Between August and September, Microsoft discovered more than 2,700 attempts to hack a presidential campaign as well as US officials.
Microsoft has disclosed details on a significant hacking effort from Iran, which targeted a US presidential campaign between August and September.
Iranian hackers made more than 2,700 attempts to break in to email accounts belonging to a US presidential campaign, current and former US government officials, as well as journalists and prominent Iranians living outside the country, according to a post Friday by Microsoft's corporate vice president on customer security and trust, Tom Burt.
Microsoft declined to name whose presidential campaign the Iranian hackers targeted. Reuters reported Friday that the hackers were targeting President Donald Trump's campaign, noting that his campaign's official website is the only candidate's page linked to Microsoft's cloud email service.
The group, which Microsoft called Phosphorous, attacked 241 email accounts, and successfully infiltrated four accounts in its campaign, the company said. US government officials and the presidential campaign were not among the four compromised accounts.
Microsoft said it believes the hackers are linked to the Iranian government. They gained access to four accounts by tricking password reset features, the company said.

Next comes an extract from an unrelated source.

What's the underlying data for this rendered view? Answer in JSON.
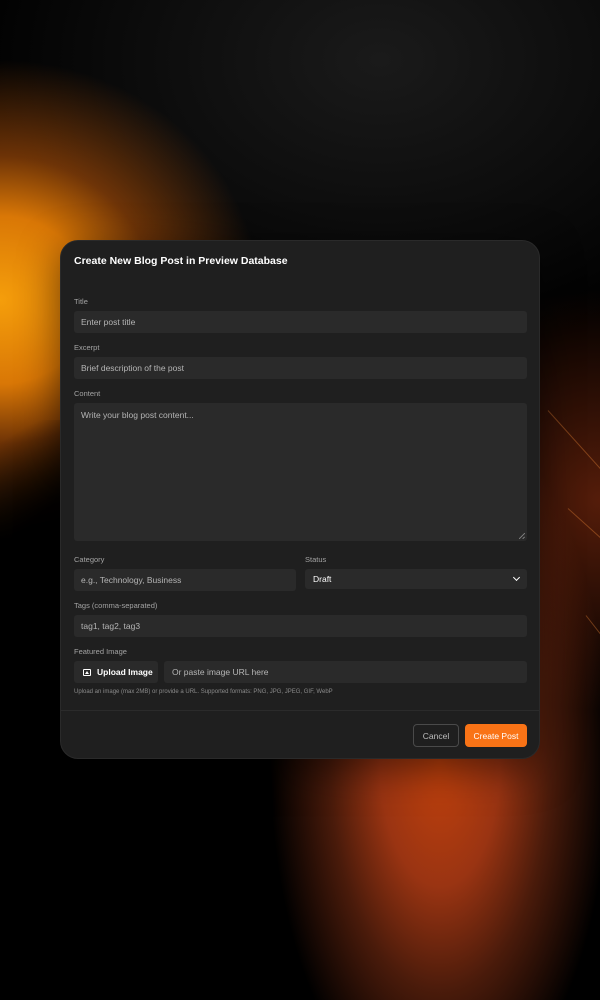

"While the attacks we're disclosing today were not technically sophisticated, they attempted to use a significant amount of personal information both to identify the accounts belonging to their intended targets and in a few cases to attempt attacks," Burt said in the post.
The director of the US' Cybersecurity and Infrastructure Security Agency, Chris Krebs, said the agency is aware of the hacking attempts, and is working with Microsoft to investigate.
"While much of this activity can likely be attributed to run-of-the-mill foreign intelligence service work, Microsoft's claims that a presidential campaign was targeted is yet more evidence that our adversaries are looking to undermine our democratic institutions," Krebs said in a statement.
The attempted hacks on a US presidential campaign highlight concerns surrounding the 2020 election. Russian hackers successfully accessed the Democratic National Committee's servers in 2016, leading to significant election interference during the presidential election. The efforts continued for the midterm elections, as hackers targeted then-Sen. Claire McCaskill in June 2018.
Google had also warned lawmakers in 2018 that foreign hackers would be targeting their Gmail accounts. US politicians are a prime target for cyberattacks as the 2020 presidential election approaches. Nation-state actors are looking to access sensitive documents from political campaigns to interfere with US politics.
Microsoft didn't disclose which presidential campaign was targeted in the attack. The Iranian hackers would seek access to a secondary email tied to the target's Microsoft account. Once they had access to that account, they would prompt a password reset and use that to break in, the company said.
In some cases, the hackers used phone numbers associated with the accounts, a technique similar to how Twitter CEO Jack Dorsey had his account hacked.
Originally published Oct. 4, 9:24 a.m. PT.
Update, 9:39 a.m. PT: To add more details on the hacking attempts. Update, 11 a.m. PT: With comment from CISA. Update, 1:21 p.m. PT: Adds reported information on whose campaign the Iranian hackers targeted.